NURSES PROCEDURE WHILE ASSISTING ENDOTRACHEAL INTUBATION
1. Explain procedure to the patient if conscious and get consent from
patient and relatives.
2. Place patient in supine position with head extended by keeping
towel roll under neck.
3. Check for loose teeth/dentures or foreign body in throat, if so,
remove with Magill's forceps.
4. Seal mouth and nose with mask and Ambu bag and initiate
bagging with oxygen.
5. Provide laryngoscope to doctor.
6. Suction oral cavity.
7. Provide lubricated endotracheal tube with stilette in situ.
8. Press cricothyroid cartilage with thumb and index finger against
esophagus.
9. Assist while endotracheal tube is introduced into trachea and
remove stilette. The tube when inserted should have the 22 cm
marking at the incisor teeth
10. Verify placement of tube by auscultation, listening/feeling
for airflow through tube and observe for bilateral chest
movements.
11. Connect AMBU bag with oxygen attached to endotracheal
tube and continue bagging.
12. Inflate cuff of the endotracheal tube with 10 ml of air.

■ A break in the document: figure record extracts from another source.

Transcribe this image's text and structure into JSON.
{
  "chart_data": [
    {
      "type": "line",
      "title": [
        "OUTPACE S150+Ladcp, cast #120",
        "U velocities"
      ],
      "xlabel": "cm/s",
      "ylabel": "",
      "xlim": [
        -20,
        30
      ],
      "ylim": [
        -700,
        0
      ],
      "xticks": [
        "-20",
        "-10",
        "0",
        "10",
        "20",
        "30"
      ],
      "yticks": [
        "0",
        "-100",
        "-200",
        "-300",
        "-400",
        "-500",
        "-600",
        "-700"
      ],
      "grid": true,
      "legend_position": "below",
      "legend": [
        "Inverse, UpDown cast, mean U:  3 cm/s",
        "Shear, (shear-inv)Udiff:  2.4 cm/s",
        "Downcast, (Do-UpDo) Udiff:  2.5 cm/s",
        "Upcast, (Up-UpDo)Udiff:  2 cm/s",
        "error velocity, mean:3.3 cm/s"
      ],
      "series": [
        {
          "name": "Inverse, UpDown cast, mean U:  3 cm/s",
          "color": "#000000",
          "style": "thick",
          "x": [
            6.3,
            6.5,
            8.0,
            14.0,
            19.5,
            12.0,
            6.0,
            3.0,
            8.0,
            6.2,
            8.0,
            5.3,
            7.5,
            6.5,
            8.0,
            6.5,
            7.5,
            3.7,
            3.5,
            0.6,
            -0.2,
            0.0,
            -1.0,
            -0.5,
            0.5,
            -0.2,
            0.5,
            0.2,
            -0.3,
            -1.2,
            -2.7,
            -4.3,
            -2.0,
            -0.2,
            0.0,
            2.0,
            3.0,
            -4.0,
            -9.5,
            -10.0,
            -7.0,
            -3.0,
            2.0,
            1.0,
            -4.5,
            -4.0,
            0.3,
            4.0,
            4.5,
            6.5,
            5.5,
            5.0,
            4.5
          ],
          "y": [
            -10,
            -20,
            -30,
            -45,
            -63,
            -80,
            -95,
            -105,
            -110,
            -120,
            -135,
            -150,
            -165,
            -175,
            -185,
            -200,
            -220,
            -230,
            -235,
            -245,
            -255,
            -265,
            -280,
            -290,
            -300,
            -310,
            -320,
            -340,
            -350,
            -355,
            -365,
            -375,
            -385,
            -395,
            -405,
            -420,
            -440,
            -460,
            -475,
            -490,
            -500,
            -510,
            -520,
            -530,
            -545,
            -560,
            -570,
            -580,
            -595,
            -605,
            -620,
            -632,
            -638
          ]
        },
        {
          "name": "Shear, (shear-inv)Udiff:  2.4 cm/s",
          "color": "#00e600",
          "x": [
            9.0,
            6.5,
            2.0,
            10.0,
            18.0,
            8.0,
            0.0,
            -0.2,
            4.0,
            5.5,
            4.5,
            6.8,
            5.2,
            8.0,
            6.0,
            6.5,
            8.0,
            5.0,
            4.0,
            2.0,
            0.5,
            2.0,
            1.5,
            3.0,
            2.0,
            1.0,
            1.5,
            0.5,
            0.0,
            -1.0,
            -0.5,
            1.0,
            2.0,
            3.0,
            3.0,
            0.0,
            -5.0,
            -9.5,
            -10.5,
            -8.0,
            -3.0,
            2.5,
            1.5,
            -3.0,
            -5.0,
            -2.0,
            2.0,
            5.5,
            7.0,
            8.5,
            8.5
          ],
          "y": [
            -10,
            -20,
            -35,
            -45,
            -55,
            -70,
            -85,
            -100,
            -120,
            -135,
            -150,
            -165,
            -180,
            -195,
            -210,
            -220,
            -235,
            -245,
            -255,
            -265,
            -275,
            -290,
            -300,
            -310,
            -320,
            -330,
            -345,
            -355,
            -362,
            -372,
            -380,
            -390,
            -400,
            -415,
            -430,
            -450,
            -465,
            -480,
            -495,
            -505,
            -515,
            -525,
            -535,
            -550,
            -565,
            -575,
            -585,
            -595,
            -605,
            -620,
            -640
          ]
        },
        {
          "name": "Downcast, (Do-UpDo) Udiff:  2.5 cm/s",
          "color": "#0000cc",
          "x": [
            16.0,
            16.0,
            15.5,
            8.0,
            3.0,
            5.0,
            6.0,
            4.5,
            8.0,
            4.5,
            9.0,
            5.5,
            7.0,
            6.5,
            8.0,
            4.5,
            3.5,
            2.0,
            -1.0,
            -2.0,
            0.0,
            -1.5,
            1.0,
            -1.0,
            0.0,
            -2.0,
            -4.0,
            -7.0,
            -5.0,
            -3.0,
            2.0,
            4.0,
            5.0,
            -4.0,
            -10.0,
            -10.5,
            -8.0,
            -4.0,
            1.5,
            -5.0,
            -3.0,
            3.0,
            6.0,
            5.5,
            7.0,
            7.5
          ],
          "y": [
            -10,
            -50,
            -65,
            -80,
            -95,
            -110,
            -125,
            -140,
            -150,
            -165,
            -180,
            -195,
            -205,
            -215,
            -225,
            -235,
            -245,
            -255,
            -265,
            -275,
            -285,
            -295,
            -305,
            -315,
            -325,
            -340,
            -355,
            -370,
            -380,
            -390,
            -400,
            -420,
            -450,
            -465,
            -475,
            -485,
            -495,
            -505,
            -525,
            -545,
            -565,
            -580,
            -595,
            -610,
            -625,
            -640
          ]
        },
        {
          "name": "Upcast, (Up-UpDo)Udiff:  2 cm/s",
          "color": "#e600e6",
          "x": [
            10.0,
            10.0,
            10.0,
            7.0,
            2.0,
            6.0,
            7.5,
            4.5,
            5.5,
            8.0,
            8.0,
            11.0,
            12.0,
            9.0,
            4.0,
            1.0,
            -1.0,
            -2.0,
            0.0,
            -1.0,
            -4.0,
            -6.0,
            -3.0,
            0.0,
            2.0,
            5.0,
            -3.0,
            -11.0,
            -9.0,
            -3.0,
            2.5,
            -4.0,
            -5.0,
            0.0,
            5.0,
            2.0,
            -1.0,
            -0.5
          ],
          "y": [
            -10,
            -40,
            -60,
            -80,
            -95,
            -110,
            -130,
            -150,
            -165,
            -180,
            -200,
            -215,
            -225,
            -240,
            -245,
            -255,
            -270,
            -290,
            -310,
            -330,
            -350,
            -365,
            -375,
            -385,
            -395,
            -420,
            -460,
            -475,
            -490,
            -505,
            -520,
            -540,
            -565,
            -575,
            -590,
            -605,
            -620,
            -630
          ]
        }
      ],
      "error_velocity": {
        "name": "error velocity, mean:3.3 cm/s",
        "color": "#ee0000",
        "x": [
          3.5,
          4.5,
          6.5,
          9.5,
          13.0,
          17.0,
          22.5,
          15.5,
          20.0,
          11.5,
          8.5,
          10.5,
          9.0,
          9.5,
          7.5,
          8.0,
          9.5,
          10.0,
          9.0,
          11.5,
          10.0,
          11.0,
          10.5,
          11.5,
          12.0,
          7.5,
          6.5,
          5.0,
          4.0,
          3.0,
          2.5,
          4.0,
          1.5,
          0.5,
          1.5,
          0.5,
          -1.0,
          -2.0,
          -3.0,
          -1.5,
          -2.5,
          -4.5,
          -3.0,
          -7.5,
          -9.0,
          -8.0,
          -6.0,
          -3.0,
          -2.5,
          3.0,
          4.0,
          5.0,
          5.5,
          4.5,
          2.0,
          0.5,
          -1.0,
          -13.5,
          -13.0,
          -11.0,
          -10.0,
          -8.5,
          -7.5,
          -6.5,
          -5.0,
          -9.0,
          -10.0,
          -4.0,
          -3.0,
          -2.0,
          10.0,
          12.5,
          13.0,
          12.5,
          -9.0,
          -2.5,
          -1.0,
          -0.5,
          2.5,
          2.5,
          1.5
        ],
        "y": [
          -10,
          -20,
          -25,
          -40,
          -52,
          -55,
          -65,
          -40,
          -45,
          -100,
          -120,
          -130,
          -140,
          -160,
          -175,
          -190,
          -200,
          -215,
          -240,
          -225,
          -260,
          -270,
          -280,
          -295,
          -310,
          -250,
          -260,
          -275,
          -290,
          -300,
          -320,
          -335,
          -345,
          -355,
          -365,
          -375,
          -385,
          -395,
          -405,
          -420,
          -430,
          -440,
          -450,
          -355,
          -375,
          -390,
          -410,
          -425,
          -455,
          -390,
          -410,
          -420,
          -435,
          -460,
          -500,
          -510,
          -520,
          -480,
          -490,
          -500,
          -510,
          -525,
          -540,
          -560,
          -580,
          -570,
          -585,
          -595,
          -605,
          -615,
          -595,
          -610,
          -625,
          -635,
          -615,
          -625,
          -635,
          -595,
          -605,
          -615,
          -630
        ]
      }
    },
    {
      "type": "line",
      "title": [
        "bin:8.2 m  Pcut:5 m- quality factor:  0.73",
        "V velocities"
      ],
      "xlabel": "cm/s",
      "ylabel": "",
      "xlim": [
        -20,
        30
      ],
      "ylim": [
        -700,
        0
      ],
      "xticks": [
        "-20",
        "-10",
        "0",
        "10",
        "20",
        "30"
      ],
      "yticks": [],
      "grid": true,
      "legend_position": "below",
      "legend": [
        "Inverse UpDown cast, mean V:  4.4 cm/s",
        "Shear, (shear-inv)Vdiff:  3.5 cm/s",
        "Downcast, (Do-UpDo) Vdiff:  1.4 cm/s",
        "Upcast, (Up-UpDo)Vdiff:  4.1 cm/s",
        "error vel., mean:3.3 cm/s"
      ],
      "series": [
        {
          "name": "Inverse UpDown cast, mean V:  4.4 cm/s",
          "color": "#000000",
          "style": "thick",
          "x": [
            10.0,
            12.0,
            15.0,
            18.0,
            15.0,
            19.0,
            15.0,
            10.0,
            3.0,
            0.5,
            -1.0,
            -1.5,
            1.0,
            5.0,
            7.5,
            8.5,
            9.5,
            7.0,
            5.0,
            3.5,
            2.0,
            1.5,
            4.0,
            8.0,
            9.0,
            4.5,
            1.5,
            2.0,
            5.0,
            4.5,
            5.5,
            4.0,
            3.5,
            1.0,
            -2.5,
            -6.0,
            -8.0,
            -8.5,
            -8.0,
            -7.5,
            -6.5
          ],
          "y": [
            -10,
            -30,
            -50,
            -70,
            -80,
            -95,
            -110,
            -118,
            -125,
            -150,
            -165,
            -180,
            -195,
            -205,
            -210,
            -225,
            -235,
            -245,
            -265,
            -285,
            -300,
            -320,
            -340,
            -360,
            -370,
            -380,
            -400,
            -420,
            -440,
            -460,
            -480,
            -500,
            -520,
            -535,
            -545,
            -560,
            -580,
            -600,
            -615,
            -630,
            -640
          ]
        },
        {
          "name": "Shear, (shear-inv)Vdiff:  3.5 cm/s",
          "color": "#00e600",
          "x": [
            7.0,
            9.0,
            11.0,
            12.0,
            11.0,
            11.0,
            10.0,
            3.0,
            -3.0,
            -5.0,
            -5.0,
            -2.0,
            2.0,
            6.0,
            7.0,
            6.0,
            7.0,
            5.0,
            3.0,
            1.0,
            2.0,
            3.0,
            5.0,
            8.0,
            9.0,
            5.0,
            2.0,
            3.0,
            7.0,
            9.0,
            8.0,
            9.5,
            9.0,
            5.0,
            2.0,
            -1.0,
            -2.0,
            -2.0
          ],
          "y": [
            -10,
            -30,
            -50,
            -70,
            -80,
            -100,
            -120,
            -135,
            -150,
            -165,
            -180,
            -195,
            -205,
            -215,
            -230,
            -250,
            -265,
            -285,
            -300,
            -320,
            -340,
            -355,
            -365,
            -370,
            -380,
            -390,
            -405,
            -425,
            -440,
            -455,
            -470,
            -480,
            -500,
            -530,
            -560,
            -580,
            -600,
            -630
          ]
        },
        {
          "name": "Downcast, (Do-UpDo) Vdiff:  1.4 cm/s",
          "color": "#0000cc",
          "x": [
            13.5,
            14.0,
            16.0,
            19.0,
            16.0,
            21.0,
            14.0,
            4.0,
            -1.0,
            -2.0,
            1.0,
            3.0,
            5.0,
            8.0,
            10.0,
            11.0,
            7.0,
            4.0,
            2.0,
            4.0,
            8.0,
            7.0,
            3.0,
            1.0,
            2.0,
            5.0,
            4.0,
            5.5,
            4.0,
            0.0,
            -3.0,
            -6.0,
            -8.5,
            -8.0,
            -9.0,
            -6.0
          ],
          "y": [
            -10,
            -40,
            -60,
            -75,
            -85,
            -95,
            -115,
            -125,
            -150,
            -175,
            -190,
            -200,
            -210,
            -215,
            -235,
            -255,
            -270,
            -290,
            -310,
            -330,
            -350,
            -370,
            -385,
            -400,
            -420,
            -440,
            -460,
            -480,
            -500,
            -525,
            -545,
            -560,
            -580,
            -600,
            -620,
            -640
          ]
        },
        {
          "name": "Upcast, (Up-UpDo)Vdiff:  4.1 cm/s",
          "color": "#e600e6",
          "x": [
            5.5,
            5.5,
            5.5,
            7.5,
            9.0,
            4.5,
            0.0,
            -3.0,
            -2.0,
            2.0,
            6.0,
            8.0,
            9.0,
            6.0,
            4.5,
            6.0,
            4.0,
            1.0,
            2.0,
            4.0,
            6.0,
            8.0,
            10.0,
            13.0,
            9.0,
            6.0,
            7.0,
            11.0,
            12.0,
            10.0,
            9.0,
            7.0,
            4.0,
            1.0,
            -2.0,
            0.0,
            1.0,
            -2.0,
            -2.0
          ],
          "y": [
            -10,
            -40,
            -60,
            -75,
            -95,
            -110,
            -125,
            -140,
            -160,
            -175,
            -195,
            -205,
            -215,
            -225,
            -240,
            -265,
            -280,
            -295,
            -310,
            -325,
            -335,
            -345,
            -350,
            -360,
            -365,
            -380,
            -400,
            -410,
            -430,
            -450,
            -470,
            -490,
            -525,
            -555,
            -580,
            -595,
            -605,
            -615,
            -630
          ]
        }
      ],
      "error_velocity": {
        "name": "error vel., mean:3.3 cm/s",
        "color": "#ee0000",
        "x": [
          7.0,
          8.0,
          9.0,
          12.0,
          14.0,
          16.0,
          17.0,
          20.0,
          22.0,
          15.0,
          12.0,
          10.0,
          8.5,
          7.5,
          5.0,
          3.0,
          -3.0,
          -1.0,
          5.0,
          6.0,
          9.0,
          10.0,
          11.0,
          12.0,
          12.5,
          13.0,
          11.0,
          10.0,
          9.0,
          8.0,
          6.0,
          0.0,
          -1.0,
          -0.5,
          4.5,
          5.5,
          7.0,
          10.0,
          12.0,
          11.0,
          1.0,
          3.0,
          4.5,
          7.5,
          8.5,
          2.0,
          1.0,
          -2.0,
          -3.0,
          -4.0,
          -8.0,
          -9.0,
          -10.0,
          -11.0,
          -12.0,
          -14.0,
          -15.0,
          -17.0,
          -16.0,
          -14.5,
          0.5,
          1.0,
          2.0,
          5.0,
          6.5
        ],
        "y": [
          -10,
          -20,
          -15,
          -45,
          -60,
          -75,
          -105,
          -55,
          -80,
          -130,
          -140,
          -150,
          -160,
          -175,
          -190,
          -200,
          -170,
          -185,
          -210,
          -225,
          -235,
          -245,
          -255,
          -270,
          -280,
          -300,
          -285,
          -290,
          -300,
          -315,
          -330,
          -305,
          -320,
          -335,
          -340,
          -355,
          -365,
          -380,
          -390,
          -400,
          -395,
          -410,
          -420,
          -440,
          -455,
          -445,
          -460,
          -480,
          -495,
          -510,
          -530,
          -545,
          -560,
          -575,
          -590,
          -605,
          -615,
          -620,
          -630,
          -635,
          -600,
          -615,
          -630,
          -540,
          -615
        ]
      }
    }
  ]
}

13. Insert an oral airway and apply endotracheal suctioning if
necessary.
14. Fix endotracheal tube in position by using adhesive tape.
Tube should be fixed at the midline to prevent pressure ulcer at
the angle of mouth.
15. Connect to ventilator if needed.
POSTPROCEDURAL CARE
1. Place patient in lateral position.
2. Arrange for chest X-ray to be taken in order to check placement of
ET tube.
3. Apply endotracheal suctioning if secretions are present.
4. Watch for chest movements, ET tube kinking, obstruction with
secretion and blood, leakage of tube cuff, change in position of
tube and over inflation of cuff.
5. Document type and size of tube used, chest movements, vital
signs and patient's tolerance of procedure.
6. Check ABGs periodically.
RISKS
Complications may include edema; bleeding: tracheal and esophageal
perforation: pneumothorax (collapsed lung); and aspiration. The patient
should be advised of the potential signs and symptoms associated with
life-threatening complications of airway problems. These signs and
symptoms include, but are not limited to sore throat, pain or swelling of
the face and neck, chest pain, subcutaneous emphysema and difficulty
in swallowing.
NORMAL RESULTS
The endotracheal tube inserted during the procedure maintains an
open passage through the upper airway and allows air to pass freely to
and from the lungs in order to ventilate them.